Selim düşünür gibi yaptı. Zehra ile evleneli neredeyse bir buçuk ay olacaktı. Şu ana kadar pek zorlanmamıştı ama annesi haklıydı her şey ikiye katlanmıştı ve parası hızla tükenmek üzereydi.
"Eğer Bursa'yı; komşuları düşünüyorsan boşver duyarlarsada zamanla unutulur, alışırlar." Annesi oğlunun aklını okur gibi bu sözleri söylemişti. Açıkçası oda bu konuda endişeliydi. Herkes kötü gözle bakabilirdi onlara ama işin iç yüzünü bilmiyorlardı ki. Bir insan, bir insanı tanımadan önce hakkında konuşmamayı öğrenmeliydi.
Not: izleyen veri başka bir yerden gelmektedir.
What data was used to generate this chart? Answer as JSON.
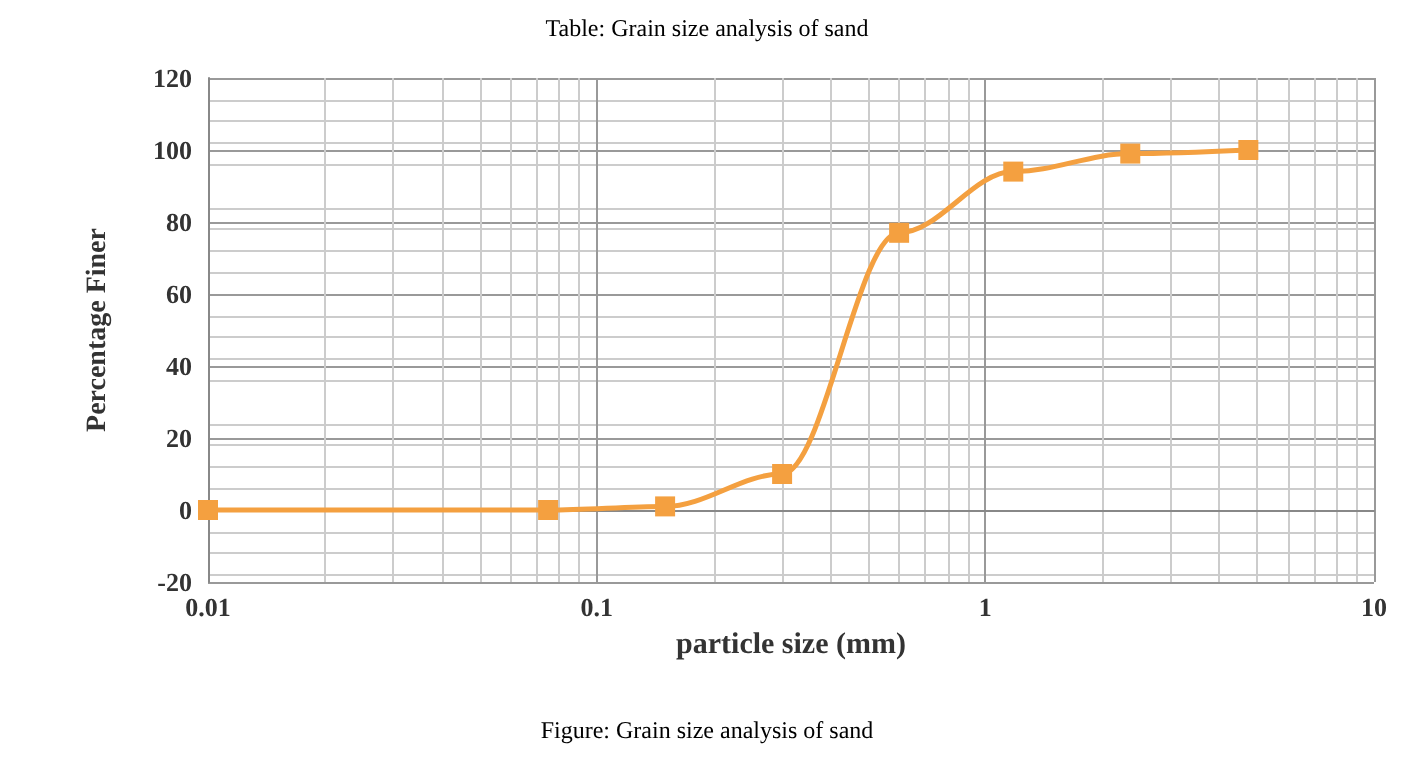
{
  "chart_data": {
    "type": "line",
    "title": "Table: Grain size analysis of sand",
    "xlabel": "particle size (mm)",
    "ylabel": "Percentage Finer",
    "annotations": [
      "Figure: Grain size analysis of sand"
    ],
    "x": [
      0.01,
      0.075,
      0.15,
      0.3,
      0.6,
      1.18,
      2.36,
      4.75
    ],
    "series": [
      {
        "color": "#f4a040",
        "values": [
          0,
          0,
          1,
          10,
          77,
          94,
          99,
          100
        ]
      }
    ],
    "log": "x",
    "xlim": [
      0.01,
      10
    ],
    "xticks": [
      0.01,
      0.1,
      1,
      10
    ],
    "ylim": [
      -20,
      120
    ],
    "yticks": [
      -20,
      0,
      20,
      40,
      60,
      80,
      100,
      120
    ],
    "grid": true,
    "marker": "square",
    "line_style": "solid"
  }
}
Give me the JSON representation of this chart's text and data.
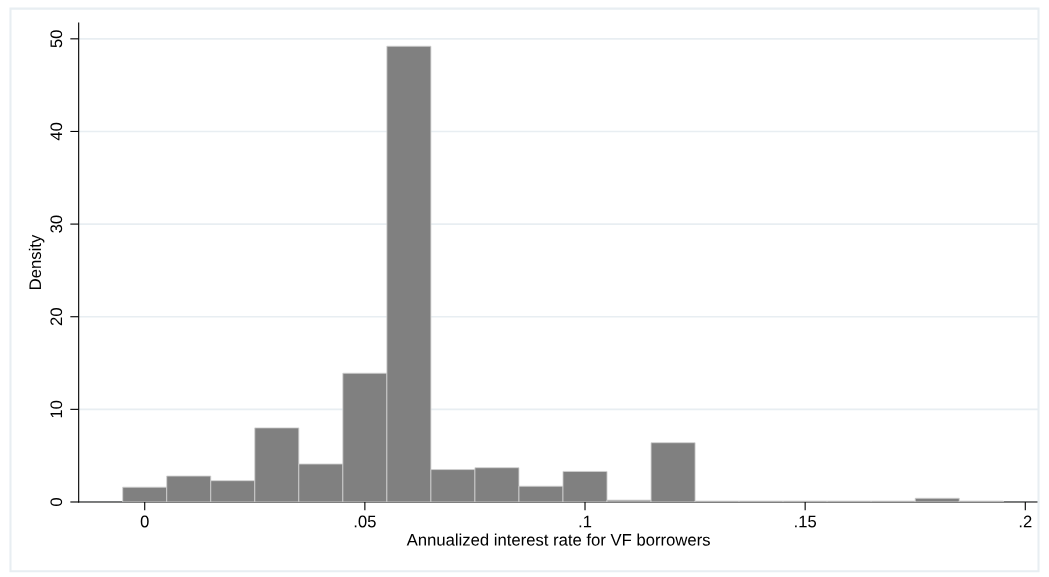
{
  "chart_data": {
    "type": "histogram",
    "xlabel": "Annualized interest rate for VF borrowers",
    "ylabel": "Density",
    "bins": [
      -0.005,
      0.005,
      0.015,
      0.025,
      0.035,
      0.045,
      0.055,
      0.065,
      0.075,
      0.085,
      0.095,
      0.105,
      0.115,
      0.125,
      0.135,
      0.145,
      0.155,
      0.165,
      0.175,
      0.185,
      0.195
    ],
    "values": [
      1.6,
      2.8,
      2.3,
      8.0,
      4.1,
      13.9,
      49.2,
      3.5,
      3.7,
      1.7,
      3.3,
      0.2,
      6.4,
      0.1,
      0.1,
      0.1,
      0.1,
      0.1,
      0.4,
      0.1
    ],
    "color": "#808080",
    "xlim": [
      -0.015,
      0.203
    ],
    "ylim": [
      0,
      51.7
    ],
    "xticks": [
      0,
      {
        "value": 0.05,
        "label": ".05"
      },
      {
        "value": 0.1,
        "label": ".1"
      },
      {
        "value": 0.15,
        "label": ".15"
      },
      {
        "value": 0.2,
        "label": ".2"
      }
    ],
    "yticks": [
      0,
      10,
      20,
      30,
      40,
      50
    ],
    "grid": "y"
  }
}
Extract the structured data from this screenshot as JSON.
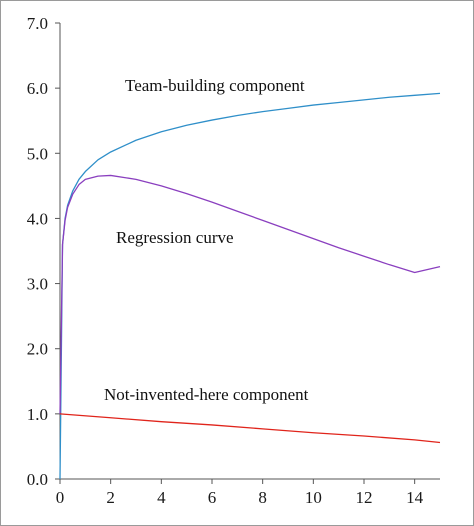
{
  "chart_data": {
    "type": "line",
    "title": "",
    "xlabel": "",
    "ylabel": "",
    "xlim": [
      0,
      15
    ],
    "ylim": [
      0,
      7
    ],
    "x_ticks": [
      0,
      2,
      4,
      6,
      8,
      10,
      12,
      14
    ],
    "x_tick_labels": [
      "0",
      "2",
      "4",
      "6",
      "8",
      "10",
      "12",
      "14"
    ],
    "y_ticks": [
      0,
      1,
      2,
      3,
      4,
      5,
      6,
      7
    ],
    "y_tick_labels": [
      "0.0",
      "1.0",
      "2.0",
      "3.0",
      "4.0",
      "5.0",
      "6.0",
      "7.0"
    ],
    "grid": false,
    "legend": "none",
    "series": [
      {
        "name": "Team-building component",
        "color": "#2f8fc9",
        "x": [
          0,
          0.1,
          0.2,
          0.3,
          0.5,
          0.75,
          1,
          1.5,
          2,
          3,
          4,
          5,
          6,
          7,
          8,
          9,
          10,
          11,
          12,
          13,
          14,
          15
        ],
        "y": [
          0.0,
          3.6,
          4.0,
          4.2,
          4.42,
          4.6,
          4.72,
          4.9,
          5.02,
          5.2,
          5.33,
          5.43,
          5.51,
          5.58,
          5.64,
          5.69,
          5.74,
          5.78,
          5.82,
          5.86,
          5.89,
          5.92
        ]
      },
      {
        "name": "Regression curve",
        "color": "#8a3fbf",
        "x": [
          0,
          0.1,
          0.2,
          0.3,
          0.5,
          0.75,
          1,
          1.5,
          2,
          3,
          4,
          5,
          6,
          7,
          8,
          9,
          10,
          11,
          12,
          13,
          14,
          15
        ],
        "y": [
          1.0,
          3.6,
          3.97,
          4.17,
          4.37,
          4.52,
          4.6,
          4.65,
          4.66,
          4.6,
          4.5,
          4.38,
          4.25,
          4.11,
          3.97,
          3.83,
          3.69,
          3.55,
          3.42,
          3.29,
          3.17,
          3.26
        ]
      },
      {
        "name": "Not-invented-here component",
        "color": "#e0241b",
        "x": [
          0,
          2,
          4,
          6,
          8,
          10,
          12,
          14,
          15
        ],
        "y": [
          1.0,
          0.94,
          0.88,
          0.83,
          0.77,
          0.71,
          0.66,
          0.6,
          0.56
        ]
      }
    ],
    "annotations": [
      "Team-building component",
      "Regression curve",
      "Not-invented-here component"
    ]
  }
}
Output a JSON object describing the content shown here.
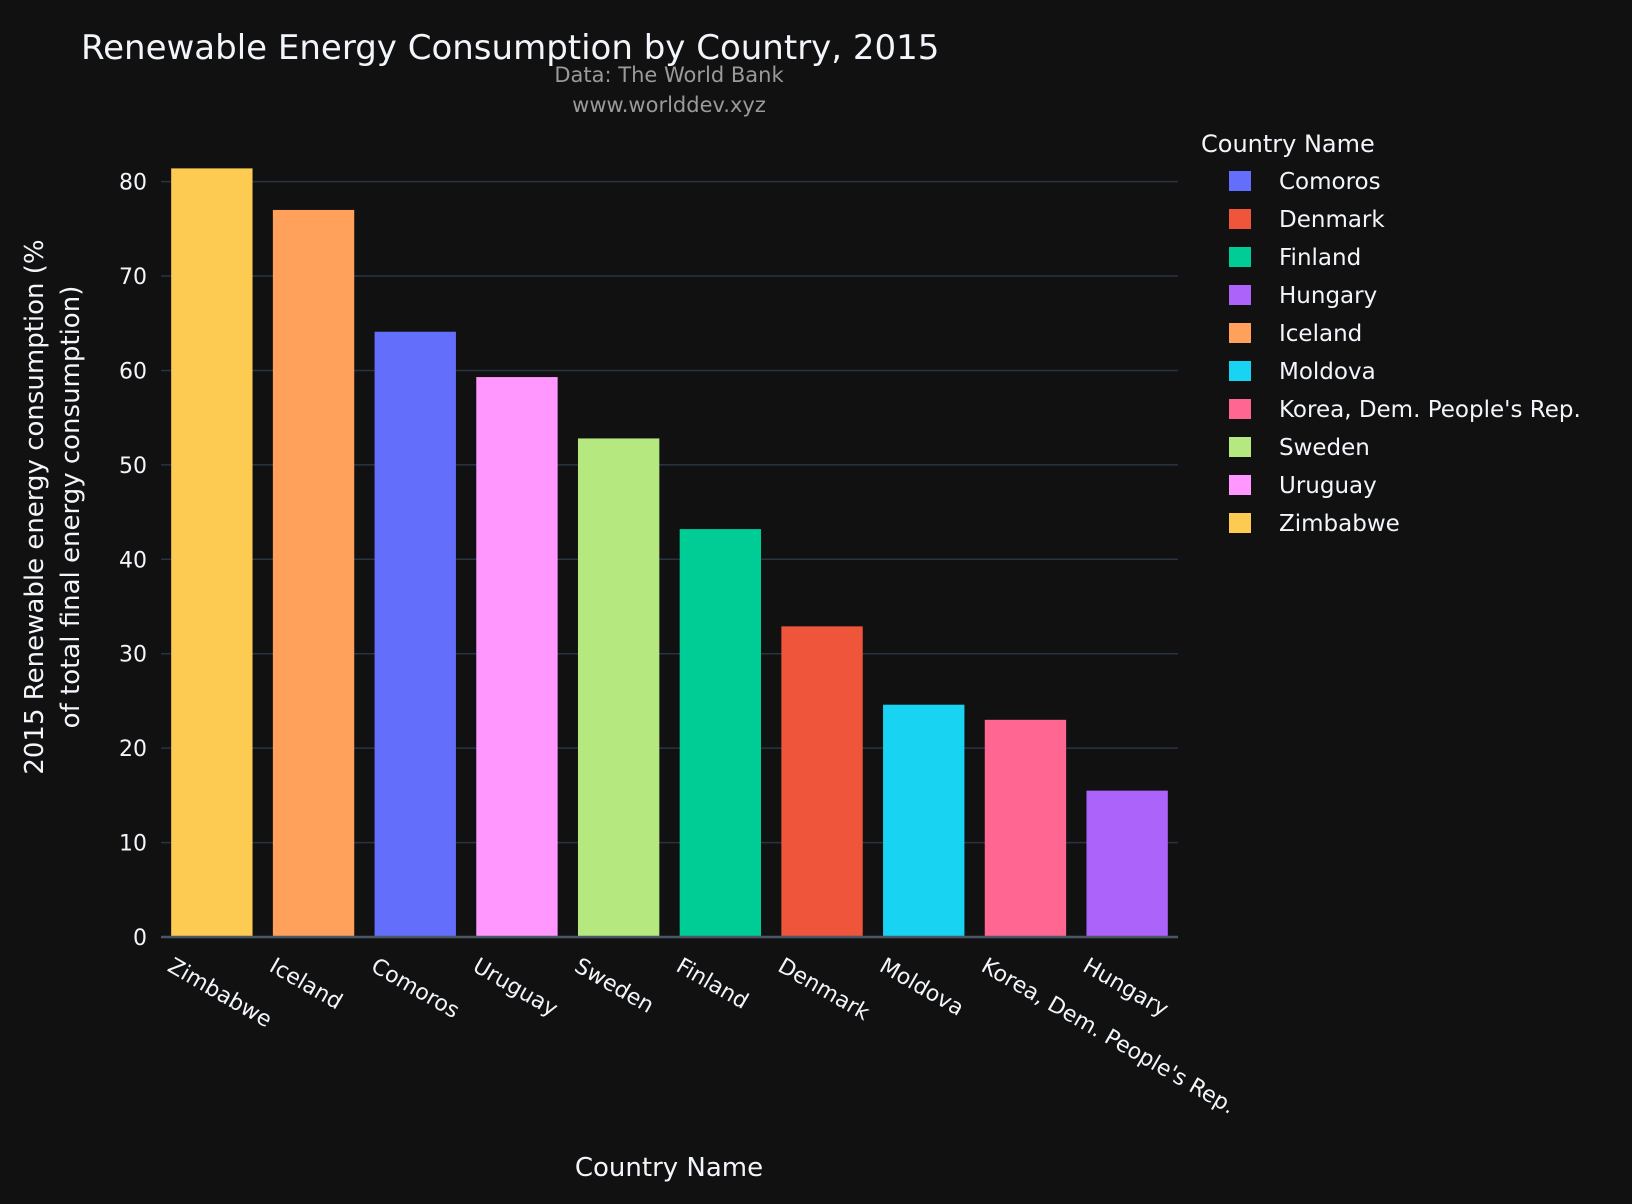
{
  "chart_data": {
    "type": "bar",
    "title": "Renewable Energy Consumption by Country, 2015",
    "source_lines": [
      "Data: The World Bank",
      "www.worlddev.xyz"
    ],
    "xlabel": "Country Name",
    "ylabel_lines": [
      "2015 Renewable energy consumption (%",
      "of total final energy consumption)"
    ],
    "ylim": [
      0,
      82.5
    ],
    "yticks": [
      0,
      10,
      20,
      30,
      40,
      50,
      60,
      70,
      80
    ],
    "grid": true,
    "categories": [
      "Zimbabwe",
      "Iceland",
      "Comoros",
      "Uruguay",
      "Sweden",
      "Finland",
      "Denmark",
      "Moldova",
      "Korea, Dem. People's Rep.",
      "Hungary"
    ],
    "values": [
      81.4,
      77.0,
      64.1,
      59.3,
      52.8,
      43.2,
      32.9,
      24.6,
      23.0,
      15.5
    ],
    "bar_colors": [
      "#FECB52",
      "#FFA15A",
      "#636EFA",
      "#FF97FF",
      "#B6E880",
      "#00CC96",
      "#EF553B",
      "#19D3F3",
      "#FF6692",
      "#AB63FA"
    ],
    "legend": {
      "title": "Country Name",
      "placement": "right",
      "entries": [
        {
          "name": "Comoros",
          "color": "#636EFA"
        },
        {
          "name": "Denmark",
          "color": "#EF553B"
        },
        {
          "name": "Finland",
          "color": "#00CC96"
        },
        {
          "name": "Hungary",
          "color": "#AB63FA"
        },
        {
          "name": "Iceland",
          "color": "#FFA15A"
        },
        {
          "name": "Moldova",
          "color": "#19D3F3"
        },
        {
          "name": "Korea, Dem. People's Rep.",
          "color": "#FF6692"
        },
        {
          "name": "Sweden",
          "color": "#B6E880"
        },
        {
          "name": "Uruguay",
          "color": "#FF97FF"
        },
        {
          "name": "Zimbabwe",
          "color": "#FECB52"
        }
      ]
    },
    "colors": {
      "background": "#111111",
      "grid": "#283442",
      "text": "#F2F5FA",
      "subtext": "#9A9A9A"
    }
  }
}
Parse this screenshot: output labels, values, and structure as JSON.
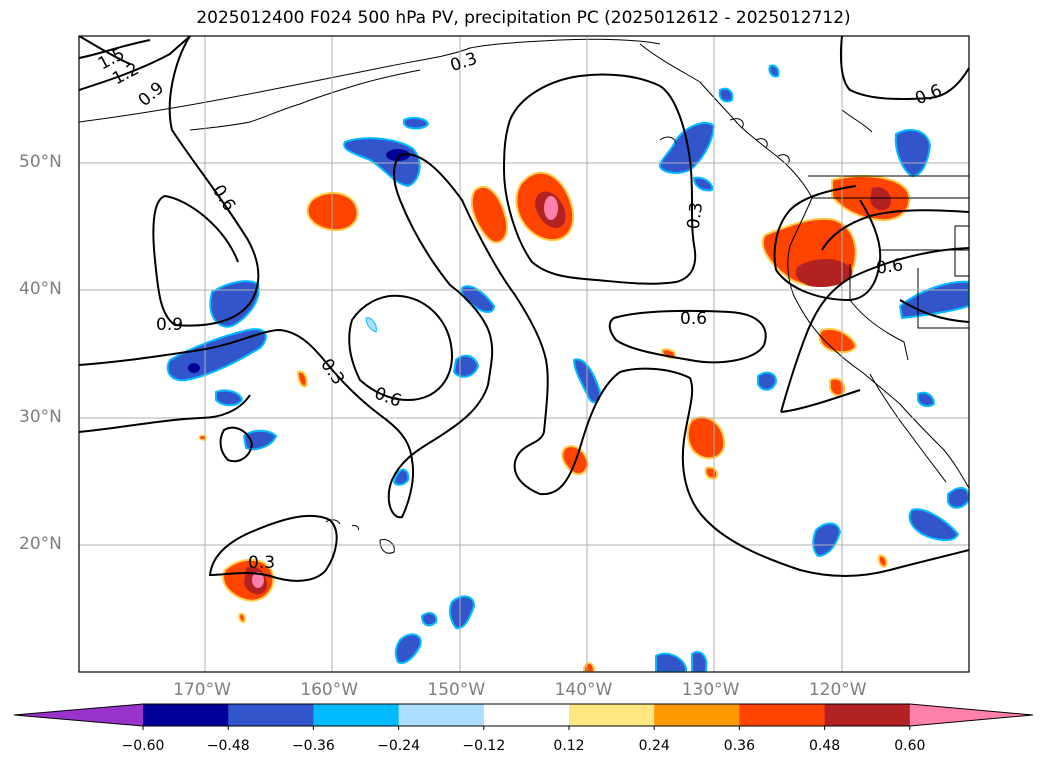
{
  "title": "2025012400 F024 500 hPa PV, precipitation PC (2025012612 - 2025012712)",
  "map": {
    "lon_range": [
      -180,
      -110
    ],
    "lat_range": [
      10,
      60
    ],
    "lon_ticks": [
      {
        "value": -170,
        "label": "170°W"
      },
      {
        "value": -160,
        "label": "160°W"
      },
      {
        "value": -150,
        "label": "150°W"
      },
      {
        "value": -140,
        "label": "140°W"
      },
      {
        "value": -130,
        "label": "130°W"
      },
      {
        "value": -120,
        "label": "120°W"
      }
    ],
    "lat_ticks": [
      {
        "value": 20,
        "label": "20°N"
      },
      {
        "value": 30,
        "label": "30°N"
      },
      {
        "value": 40,
        "label": "40°N"
      },
      {
        "value": 50,
        "label": "50°N"
      }
    ],
    "gridlines": true,
    "contour_labels": [
      "1.5",
      "1.2",
      "0.9",
      "0.3",
      "0.6",
      "0.6",
      "0.9",
      "0.3",
      "0.6",
      "0.3",
      "0.6",
      "0.6",
      "0.3",
      "0.6"
    ]
  },
  "colorbar": {
    "extend": "both",
    "tick_labels": [
      "−0.60",
      "−0.48",
      "−0.36",
      "−0.24",
      "−0.12",
      "0.12",
      "0.24",
      "0.36",
      "0.48",
      "0.60"
    ],
    "colors": [
      "#9933cc",
      "#000099",
      "#3355cc",
      "#00bbff",
      "#aaddff",
      "#ffffff",
      "#ffe680",
      "#ff9900",
      "#ff4400",
      "#b22222",
      "#ff80aa"
    ]
  }
}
Selim derin bir nefes vererek annesine baktı. Çabuk ikna olmuşa benziyordu. "Peki anne sen nasıl istersen. Ama bak eğer zorlanırsan Zehra'yı tekrar buraya göndereceksin."
"Neden zorlanacakmışım ki? Sen bunları düşünme, git de dinlen. Ne kadar çok yorulduğunu biliyorum."dedi Sevim Hanım gülümseyerek. Selim'in göz altları siyahlaşmıştı uykusuzluktan. Bu kadar ders çalışmasını istemiyordu ama elinden bir şey gelmezdi yalnızca destek oluyordu oğluna.
Selim bakışlarını kaçırırken "Peki,"dedi duyulmayacak bir sesle ve odasına geçip annesi için battaniye, çarşaf ve yastık getirdi. "Eğer istersen benim yatağımda yatabilirsin Zehra ile beraber."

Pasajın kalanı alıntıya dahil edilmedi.